Rouven L. stammt aus Neckarbischofsheim (Rhein-Neckar-Kreis). Dort findet am Freitagabend um 18 Uhr ein öffentliches Gedenken im Schlosspark statt. Die Stadtverwaltung rechnet eigenen Angaben zufolge mit etwa 1.000 Teilnehmenden.

Nach einer Rede von Bürgermeister Thomas Seidelmann (parteilos) haben die Trauernden die Möglichkeit, Gedanken und persönliche Erinnerungen an Rouven L. auf Zettel zu schreiben. Diese sollen dann in ein Buch geklebt werden. Dieses Buch soll anschließend den Eltern des getöteten Polizisten übergeben werden.

Polizeigewerkschaft bittet Menschen um Zeichen der Solidarität

Die Deutsche Polizeigewerkschaft (DPolG) hat die Menschen in Gedenken an ihren Kollegen um ein Zeichen der Solidarität mit Polizistinnen und Polizisten gebeten. Die Gewerkschaft hat am Donnerstag dazu aufgerufen, dunkelblaue Bänder als Zeichen der Trauer und gegen Gewalt zu tragen. Die Polizei schütze die Bevölkerung rund um die Uhr, so der Chef der DPolG in Baden-Württemberg, Ralf Kusterer: "Heute bitten wir die Bevölkerung um Unterstützung. Heute bitten wir um ein Zeichen der Bevölkerung für uns."

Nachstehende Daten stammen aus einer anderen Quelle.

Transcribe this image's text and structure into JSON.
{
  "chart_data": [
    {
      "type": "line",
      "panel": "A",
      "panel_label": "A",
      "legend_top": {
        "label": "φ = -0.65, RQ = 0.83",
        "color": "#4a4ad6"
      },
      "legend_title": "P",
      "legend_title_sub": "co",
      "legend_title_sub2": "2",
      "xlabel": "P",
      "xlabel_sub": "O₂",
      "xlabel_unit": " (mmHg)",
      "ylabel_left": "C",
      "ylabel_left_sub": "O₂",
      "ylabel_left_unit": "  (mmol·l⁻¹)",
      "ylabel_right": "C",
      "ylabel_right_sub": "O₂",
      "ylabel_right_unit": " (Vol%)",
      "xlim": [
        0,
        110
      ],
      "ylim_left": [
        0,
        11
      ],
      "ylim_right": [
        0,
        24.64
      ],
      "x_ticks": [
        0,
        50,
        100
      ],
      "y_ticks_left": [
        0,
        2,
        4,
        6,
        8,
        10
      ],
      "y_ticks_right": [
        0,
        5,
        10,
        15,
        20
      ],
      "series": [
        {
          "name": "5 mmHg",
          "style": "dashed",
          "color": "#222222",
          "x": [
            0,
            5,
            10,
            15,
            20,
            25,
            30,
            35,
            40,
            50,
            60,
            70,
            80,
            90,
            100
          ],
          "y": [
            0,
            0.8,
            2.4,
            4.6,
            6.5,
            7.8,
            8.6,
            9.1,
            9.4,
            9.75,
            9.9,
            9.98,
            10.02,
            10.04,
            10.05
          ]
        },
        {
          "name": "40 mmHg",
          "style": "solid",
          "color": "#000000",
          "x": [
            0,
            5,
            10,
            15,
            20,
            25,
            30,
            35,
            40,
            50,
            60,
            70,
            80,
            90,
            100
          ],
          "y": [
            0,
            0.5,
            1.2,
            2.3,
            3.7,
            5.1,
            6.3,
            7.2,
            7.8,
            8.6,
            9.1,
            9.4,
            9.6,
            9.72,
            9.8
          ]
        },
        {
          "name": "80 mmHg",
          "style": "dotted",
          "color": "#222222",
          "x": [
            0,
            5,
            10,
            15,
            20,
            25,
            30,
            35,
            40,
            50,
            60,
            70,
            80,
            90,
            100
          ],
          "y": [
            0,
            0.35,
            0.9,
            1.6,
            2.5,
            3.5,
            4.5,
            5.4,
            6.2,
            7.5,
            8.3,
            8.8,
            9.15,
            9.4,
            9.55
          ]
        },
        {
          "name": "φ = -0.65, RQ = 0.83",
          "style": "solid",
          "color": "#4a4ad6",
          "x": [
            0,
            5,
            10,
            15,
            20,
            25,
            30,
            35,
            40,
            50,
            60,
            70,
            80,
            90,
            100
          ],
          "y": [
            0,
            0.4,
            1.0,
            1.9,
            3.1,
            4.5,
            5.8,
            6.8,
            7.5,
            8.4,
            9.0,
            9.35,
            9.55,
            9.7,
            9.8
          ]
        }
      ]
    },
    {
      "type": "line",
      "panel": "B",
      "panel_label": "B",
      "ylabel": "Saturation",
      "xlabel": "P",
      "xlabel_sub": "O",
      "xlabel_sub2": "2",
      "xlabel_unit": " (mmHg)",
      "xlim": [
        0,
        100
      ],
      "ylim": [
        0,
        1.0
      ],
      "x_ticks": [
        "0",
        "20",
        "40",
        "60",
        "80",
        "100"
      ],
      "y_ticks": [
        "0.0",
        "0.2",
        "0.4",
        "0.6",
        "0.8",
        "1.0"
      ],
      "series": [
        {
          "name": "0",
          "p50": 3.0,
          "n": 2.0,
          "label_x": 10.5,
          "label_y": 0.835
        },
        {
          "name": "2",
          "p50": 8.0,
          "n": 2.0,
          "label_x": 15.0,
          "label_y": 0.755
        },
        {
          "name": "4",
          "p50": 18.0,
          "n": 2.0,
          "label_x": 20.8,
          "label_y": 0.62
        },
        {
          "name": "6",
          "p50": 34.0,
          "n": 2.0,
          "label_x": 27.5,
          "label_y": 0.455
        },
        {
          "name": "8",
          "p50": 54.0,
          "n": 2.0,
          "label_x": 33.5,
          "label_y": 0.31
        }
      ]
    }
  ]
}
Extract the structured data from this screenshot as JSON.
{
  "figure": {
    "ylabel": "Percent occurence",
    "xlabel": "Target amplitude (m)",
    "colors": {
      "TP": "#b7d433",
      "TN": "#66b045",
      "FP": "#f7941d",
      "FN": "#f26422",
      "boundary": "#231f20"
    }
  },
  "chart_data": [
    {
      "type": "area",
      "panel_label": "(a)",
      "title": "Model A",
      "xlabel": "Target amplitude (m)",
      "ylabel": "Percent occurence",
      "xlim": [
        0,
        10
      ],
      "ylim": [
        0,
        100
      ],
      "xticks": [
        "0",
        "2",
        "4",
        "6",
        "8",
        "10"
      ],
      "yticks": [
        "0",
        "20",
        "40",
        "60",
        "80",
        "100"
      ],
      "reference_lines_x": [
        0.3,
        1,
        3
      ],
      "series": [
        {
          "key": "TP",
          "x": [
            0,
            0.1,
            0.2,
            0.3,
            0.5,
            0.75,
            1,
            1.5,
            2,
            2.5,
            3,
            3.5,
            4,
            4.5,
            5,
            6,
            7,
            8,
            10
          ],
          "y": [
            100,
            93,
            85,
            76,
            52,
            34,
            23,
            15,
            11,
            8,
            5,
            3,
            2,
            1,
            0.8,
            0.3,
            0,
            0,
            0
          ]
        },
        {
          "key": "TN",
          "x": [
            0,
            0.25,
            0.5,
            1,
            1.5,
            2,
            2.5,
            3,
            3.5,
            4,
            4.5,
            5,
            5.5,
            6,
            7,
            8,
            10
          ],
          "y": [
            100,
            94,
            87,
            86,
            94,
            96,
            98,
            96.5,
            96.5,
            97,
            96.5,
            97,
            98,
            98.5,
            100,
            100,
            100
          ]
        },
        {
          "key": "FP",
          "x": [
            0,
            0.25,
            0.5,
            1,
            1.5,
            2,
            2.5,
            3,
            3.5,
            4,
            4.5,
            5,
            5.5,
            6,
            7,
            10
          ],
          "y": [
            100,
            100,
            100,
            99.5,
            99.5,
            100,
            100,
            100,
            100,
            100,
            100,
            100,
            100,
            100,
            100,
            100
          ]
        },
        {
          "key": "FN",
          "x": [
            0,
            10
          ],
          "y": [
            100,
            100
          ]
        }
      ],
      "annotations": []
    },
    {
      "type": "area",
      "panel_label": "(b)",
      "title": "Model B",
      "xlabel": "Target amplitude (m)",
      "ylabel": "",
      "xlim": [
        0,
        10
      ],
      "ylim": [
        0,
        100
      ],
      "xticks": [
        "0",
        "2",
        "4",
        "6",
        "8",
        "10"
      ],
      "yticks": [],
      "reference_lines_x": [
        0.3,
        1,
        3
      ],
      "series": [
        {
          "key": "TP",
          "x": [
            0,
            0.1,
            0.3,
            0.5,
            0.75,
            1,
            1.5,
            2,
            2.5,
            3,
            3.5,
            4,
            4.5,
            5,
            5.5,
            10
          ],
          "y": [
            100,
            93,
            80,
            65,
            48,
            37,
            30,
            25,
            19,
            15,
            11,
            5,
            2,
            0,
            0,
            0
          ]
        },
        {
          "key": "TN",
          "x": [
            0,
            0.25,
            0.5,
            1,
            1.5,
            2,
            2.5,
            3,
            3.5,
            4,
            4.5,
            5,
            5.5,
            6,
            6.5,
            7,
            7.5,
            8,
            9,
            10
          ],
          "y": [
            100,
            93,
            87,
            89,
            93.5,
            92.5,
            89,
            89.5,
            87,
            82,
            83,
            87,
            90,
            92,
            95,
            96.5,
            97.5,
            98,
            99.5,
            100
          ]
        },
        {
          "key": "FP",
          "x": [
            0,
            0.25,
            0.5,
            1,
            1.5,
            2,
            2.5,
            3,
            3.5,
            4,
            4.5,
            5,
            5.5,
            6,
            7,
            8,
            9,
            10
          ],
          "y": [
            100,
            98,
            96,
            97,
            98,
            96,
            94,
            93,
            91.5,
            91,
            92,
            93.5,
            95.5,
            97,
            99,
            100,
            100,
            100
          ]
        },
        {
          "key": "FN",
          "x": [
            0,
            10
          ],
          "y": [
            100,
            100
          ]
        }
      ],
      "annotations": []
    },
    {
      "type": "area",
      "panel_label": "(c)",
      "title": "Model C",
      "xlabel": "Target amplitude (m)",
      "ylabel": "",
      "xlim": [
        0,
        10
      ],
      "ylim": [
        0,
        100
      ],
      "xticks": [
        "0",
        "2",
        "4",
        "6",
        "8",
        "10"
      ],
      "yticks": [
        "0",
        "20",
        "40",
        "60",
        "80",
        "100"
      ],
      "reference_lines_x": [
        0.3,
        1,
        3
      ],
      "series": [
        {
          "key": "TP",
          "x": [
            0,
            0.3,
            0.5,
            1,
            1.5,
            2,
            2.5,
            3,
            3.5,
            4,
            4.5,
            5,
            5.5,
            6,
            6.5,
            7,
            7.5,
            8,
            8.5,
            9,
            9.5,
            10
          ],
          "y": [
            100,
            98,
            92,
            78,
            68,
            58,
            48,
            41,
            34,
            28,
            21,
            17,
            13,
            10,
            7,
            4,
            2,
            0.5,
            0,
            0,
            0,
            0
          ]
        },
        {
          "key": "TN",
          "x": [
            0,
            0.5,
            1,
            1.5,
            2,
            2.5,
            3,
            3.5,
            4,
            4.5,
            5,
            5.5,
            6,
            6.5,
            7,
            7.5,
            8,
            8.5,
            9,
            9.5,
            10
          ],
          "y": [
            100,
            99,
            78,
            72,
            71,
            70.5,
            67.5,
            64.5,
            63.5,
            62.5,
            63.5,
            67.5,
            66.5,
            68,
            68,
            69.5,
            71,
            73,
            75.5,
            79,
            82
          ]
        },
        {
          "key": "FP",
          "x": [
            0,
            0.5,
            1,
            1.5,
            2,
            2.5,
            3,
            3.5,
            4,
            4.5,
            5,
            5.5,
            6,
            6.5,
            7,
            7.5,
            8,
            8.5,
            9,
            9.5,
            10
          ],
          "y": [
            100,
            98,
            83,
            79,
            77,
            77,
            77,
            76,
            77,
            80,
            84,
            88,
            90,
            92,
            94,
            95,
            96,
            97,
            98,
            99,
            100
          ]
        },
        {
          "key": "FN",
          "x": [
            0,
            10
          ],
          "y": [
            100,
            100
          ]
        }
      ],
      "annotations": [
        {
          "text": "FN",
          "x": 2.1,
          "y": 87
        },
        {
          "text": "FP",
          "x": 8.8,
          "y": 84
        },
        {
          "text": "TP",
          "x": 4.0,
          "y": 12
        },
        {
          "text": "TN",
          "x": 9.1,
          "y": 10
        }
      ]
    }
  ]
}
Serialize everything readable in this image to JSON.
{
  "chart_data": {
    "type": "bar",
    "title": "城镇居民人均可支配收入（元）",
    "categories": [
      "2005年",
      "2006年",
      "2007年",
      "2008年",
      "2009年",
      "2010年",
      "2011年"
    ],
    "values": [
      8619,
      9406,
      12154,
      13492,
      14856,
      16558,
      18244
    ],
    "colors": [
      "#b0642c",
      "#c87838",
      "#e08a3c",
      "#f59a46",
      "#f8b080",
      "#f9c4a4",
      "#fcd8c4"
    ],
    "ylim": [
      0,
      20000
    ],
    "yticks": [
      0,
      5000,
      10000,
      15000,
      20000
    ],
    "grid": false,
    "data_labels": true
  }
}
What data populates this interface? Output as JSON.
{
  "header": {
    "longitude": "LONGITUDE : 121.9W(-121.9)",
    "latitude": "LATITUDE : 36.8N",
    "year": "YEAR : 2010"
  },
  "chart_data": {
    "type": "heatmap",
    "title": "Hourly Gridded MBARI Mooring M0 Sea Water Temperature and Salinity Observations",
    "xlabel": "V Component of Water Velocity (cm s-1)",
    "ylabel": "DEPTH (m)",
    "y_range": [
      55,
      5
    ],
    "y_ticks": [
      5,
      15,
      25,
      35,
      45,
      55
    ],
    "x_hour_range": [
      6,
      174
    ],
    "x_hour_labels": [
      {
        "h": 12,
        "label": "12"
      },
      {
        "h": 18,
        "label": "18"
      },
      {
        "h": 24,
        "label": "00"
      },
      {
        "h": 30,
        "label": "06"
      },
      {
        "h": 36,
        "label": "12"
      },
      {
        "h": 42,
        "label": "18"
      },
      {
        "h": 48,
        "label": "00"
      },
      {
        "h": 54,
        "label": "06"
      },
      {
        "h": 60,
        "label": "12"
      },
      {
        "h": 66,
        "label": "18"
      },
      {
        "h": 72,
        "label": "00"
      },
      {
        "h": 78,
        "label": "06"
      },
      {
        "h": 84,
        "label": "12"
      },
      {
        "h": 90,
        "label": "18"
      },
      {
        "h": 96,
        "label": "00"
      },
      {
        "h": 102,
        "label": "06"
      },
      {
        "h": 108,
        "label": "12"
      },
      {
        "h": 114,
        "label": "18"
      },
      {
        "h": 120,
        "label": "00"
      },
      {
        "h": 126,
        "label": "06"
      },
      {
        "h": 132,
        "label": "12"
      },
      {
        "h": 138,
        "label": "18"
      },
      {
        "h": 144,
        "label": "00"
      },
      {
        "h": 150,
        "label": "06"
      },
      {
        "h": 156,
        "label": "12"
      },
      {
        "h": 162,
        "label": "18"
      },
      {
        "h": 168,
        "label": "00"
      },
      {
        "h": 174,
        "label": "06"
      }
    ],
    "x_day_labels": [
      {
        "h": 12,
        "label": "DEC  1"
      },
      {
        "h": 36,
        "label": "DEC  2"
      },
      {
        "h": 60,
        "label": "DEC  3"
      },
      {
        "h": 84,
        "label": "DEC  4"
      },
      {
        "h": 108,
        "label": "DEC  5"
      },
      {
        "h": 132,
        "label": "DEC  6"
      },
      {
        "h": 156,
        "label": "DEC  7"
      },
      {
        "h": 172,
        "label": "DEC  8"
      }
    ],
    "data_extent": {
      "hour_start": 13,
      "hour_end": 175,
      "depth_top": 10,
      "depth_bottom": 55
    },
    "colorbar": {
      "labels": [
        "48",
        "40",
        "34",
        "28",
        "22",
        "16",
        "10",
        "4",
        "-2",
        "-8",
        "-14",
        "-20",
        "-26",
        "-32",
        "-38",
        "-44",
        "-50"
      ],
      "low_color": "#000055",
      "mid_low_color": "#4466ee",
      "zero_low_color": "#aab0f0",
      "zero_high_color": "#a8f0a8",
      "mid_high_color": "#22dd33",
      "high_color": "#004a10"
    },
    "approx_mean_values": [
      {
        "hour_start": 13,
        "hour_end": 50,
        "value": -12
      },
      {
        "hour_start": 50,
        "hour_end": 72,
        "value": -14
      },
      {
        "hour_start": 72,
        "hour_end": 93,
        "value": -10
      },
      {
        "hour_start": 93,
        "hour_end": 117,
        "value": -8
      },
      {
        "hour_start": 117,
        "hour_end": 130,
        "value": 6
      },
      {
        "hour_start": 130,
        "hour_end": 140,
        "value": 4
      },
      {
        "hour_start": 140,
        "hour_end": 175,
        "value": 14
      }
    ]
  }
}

Thomas Mohr, Vorsitzender der Polizeigewerkschaft (GdP) in Mannheim teilte dem SWR mit, er werde den Freitag "mit Fassungslosigkeit und Trauer", aber auch "mit Stolz begehen, wenn man sieht, wie die Bevölkerung damit umgeht und mit Applaus auf unsere Einsatzkräfte reagiert". Jeder Tag sei schwer "für uns alle, aber am Freitag auf dem Marktplatz zu sein, ist für uns auch eine Verpflichtung und Ehrensache."